Point de bure blanche de chartreux dans les parages, mais un solide gaillard  qui nous intima l’ordre de rebrousser chemin illico presto, tout en nous invitant à sa « cave ouverte » dans les premiers jours de septembre. Nous pourrions alors faire honneur à son crû contre espèces sonnantes et trébuchantes, cela va sans dire. Nous n’insistâmes pas davantage. D’autant plus que les chiens jappaient déjà et que le crû en question n’était ni un Bourgogne ni un Bordeaux, même pas un Œil de Perdrix, légitime fierté du vignoble de cette région.

La morale de cette histoire est que je ne pourrai pas attendre trois autres décennies avant de revenir en ce lieu. A moins que des écolos se mobilisent sans trop tarder pour la sauvegarde de la « biodiversité monastique ».

Je ne rêve pas de voir ressuscités dans ce « Domaine » une colonie de modernes chartreux.
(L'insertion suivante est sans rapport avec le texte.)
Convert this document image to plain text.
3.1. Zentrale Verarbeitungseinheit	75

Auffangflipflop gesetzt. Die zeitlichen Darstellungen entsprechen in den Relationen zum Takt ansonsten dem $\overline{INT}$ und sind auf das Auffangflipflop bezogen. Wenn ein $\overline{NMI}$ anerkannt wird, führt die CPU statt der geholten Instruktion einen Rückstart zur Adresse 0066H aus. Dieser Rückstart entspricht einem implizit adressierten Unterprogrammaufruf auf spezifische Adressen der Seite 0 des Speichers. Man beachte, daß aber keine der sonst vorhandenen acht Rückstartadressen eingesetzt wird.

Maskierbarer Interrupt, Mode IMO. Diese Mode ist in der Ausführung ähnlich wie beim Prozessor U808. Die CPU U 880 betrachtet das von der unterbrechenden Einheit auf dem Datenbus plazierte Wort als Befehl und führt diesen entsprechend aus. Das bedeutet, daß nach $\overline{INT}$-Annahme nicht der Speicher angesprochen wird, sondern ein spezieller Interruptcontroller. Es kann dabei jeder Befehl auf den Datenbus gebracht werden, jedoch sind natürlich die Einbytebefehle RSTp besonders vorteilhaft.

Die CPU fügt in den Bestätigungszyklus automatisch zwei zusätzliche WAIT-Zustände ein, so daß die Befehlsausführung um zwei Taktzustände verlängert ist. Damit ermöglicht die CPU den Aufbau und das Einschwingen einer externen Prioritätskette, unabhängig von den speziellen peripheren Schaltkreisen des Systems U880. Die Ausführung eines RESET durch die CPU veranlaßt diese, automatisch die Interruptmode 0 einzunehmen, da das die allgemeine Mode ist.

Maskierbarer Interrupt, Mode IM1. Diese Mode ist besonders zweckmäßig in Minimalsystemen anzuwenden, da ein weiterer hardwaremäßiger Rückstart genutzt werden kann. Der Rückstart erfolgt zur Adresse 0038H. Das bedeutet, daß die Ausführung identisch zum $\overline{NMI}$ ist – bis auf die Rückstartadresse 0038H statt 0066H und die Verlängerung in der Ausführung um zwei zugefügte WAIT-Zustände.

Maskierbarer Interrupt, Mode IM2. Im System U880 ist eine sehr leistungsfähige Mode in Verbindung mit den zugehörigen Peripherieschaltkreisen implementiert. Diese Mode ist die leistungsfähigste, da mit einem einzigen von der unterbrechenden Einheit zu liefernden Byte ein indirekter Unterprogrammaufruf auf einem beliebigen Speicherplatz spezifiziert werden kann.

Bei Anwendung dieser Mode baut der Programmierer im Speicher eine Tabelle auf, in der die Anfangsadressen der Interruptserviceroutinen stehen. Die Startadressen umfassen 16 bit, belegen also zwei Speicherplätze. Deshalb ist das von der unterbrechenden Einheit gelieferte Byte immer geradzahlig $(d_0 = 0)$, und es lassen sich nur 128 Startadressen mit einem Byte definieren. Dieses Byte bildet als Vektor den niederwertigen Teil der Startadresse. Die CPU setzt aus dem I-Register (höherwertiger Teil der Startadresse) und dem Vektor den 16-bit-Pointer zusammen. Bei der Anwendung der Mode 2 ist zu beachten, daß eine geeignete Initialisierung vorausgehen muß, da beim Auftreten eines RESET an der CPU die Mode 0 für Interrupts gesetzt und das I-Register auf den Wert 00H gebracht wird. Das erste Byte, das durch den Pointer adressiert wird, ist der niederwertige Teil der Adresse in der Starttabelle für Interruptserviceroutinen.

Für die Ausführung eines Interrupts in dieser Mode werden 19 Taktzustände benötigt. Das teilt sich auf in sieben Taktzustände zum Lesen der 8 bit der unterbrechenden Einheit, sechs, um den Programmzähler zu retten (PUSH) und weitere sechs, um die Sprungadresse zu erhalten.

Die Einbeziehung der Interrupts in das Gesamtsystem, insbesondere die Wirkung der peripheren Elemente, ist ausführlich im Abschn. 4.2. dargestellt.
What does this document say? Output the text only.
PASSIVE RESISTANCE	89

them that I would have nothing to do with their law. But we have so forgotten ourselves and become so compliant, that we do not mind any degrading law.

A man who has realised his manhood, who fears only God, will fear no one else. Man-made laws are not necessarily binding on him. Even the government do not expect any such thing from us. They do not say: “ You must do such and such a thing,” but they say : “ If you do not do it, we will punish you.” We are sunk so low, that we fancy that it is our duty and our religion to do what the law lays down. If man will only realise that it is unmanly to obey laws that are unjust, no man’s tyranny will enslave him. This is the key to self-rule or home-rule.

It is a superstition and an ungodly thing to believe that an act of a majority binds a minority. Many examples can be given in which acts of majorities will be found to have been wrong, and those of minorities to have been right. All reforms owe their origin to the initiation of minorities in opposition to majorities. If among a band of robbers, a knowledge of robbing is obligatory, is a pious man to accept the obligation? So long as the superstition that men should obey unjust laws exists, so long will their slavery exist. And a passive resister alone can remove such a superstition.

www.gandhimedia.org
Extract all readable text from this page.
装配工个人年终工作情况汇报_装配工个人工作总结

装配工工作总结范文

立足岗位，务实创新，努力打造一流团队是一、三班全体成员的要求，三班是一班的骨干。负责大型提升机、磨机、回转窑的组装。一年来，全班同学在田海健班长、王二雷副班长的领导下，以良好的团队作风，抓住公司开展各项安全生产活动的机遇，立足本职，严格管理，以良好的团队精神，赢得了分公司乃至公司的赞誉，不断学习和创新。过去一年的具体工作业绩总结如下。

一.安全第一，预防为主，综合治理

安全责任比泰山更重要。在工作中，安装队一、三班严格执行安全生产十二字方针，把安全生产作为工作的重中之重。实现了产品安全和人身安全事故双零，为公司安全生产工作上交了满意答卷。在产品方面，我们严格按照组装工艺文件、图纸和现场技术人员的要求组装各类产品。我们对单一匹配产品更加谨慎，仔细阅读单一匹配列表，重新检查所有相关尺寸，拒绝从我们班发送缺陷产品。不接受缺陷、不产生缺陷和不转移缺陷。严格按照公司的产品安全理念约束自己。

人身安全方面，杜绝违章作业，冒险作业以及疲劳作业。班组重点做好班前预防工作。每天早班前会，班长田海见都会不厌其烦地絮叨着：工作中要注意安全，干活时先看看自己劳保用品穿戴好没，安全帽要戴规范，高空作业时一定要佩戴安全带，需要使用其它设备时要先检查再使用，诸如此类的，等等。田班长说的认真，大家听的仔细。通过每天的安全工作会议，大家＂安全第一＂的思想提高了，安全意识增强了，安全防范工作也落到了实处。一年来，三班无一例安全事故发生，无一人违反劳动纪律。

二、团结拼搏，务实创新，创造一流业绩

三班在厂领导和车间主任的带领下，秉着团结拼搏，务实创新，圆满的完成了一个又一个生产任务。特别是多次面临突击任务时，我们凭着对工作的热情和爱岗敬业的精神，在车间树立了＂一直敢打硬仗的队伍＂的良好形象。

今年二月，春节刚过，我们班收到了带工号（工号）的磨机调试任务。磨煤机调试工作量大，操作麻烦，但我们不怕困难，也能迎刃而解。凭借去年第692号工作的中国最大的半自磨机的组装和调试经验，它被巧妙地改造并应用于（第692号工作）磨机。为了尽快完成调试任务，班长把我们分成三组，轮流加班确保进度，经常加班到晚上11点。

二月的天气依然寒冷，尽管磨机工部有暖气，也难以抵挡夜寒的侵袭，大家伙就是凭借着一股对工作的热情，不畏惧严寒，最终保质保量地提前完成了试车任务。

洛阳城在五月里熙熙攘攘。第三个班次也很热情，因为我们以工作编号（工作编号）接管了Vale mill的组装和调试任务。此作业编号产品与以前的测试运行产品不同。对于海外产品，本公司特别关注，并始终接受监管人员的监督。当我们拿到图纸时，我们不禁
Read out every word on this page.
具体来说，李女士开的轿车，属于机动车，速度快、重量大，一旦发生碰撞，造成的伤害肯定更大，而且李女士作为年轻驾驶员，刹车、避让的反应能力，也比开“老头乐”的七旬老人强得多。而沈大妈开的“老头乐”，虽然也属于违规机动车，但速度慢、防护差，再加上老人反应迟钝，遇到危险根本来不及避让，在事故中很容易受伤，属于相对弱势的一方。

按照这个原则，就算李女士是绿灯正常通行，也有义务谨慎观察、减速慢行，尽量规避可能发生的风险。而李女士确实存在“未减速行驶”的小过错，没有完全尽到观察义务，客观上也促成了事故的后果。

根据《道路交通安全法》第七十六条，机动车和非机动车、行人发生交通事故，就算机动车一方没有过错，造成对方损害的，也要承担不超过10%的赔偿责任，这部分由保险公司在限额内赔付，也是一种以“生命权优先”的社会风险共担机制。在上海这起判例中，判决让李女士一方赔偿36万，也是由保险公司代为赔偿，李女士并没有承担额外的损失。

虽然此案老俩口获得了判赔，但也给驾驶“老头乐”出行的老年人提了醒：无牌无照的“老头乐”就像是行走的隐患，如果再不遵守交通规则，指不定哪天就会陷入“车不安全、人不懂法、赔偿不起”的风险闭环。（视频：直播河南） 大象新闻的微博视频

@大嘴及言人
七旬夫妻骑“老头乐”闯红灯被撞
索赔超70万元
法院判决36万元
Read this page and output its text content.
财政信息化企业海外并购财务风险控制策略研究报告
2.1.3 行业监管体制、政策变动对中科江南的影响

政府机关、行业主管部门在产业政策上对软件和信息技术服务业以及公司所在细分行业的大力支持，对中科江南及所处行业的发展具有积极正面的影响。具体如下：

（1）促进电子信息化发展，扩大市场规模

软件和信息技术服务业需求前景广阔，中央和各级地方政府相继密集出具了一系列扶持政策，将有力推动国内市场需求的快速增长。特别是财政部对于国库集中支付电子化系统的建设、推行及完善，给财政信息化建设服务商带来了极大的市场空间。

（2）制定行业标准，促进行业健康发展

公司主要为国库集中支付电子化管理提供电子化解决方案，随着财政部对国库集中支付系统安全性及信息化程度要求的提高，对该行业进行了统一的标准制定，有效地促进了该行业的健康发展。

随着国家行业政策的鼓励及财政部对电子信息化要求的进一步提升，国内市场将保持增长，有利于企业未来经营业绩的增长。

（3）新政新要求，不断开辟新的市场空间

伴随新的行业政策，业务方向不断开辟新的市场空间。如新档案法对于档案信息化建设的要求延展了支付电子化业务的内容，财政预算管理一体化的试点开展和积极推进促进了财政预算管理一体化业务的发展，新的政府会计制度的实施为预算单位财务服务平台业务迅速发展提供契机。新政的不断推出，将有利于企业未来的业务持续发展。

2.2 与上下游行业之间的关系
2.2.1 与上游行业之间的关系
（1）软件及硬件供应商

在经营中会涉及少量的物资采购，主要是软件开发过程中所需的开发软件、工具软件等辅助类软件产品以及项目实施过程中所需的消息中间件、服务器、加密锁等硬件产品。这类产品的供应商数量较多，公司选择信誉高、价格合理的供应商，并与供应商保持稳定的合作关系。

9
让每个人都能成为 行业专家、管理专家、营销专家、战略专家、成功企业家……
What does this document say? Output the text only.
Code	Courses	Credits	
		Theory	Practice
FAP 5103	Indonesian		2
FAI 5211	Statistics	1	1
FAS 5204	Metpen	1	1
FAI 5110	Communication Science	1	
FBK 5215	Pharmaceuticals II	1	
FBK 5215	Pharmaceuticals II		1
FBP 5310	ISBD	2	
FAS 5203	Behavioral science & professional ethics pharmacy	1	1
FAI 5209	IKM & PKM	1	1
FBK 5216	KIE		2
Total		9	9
Pas plus que je ne soutiendrais une revendication réclamant à leurs Excellences de Berne la restitution des biens volés.  

Je souhaite simplement que ce site ne serve pas qu’aux fêtes d’anniversaires et de société. Mon désir est que la méditation, la prière, et la frugalité des moines soient encore vécues et même célébrées à l’ombre de ce cloître. Les fatigués, les blessés de la vie pourraient dans le calme et la discrétion s’y reposer un instant et retrouver une raison de vivre encore.

Est-ce trop demander à l’Etat de Vaud de faire de « La Lance » un site protégé au service de cette nouvelle mission ? Il a déjà fait du vignoble du Lavaux un patrimoine de l’Unesco. Je plaide donc pour une écologie humaine qui aurait son enseigne à La Lance. Pour la sauvegarde de notre paysage intérieur.

Concise (Suisse) – Église Saint-Jean-Baptiste (photo : Pierre Bona / Wikipédia / licence : creativecommons.org/licenses/by-sa/3.0)

Retour

Commentaires

×

Veuillez renseigner ce champ.

Veuillez renseigner un nom valide.

Veuillez renseigner ce champ.

Veuillez renseigner une adresse email valide.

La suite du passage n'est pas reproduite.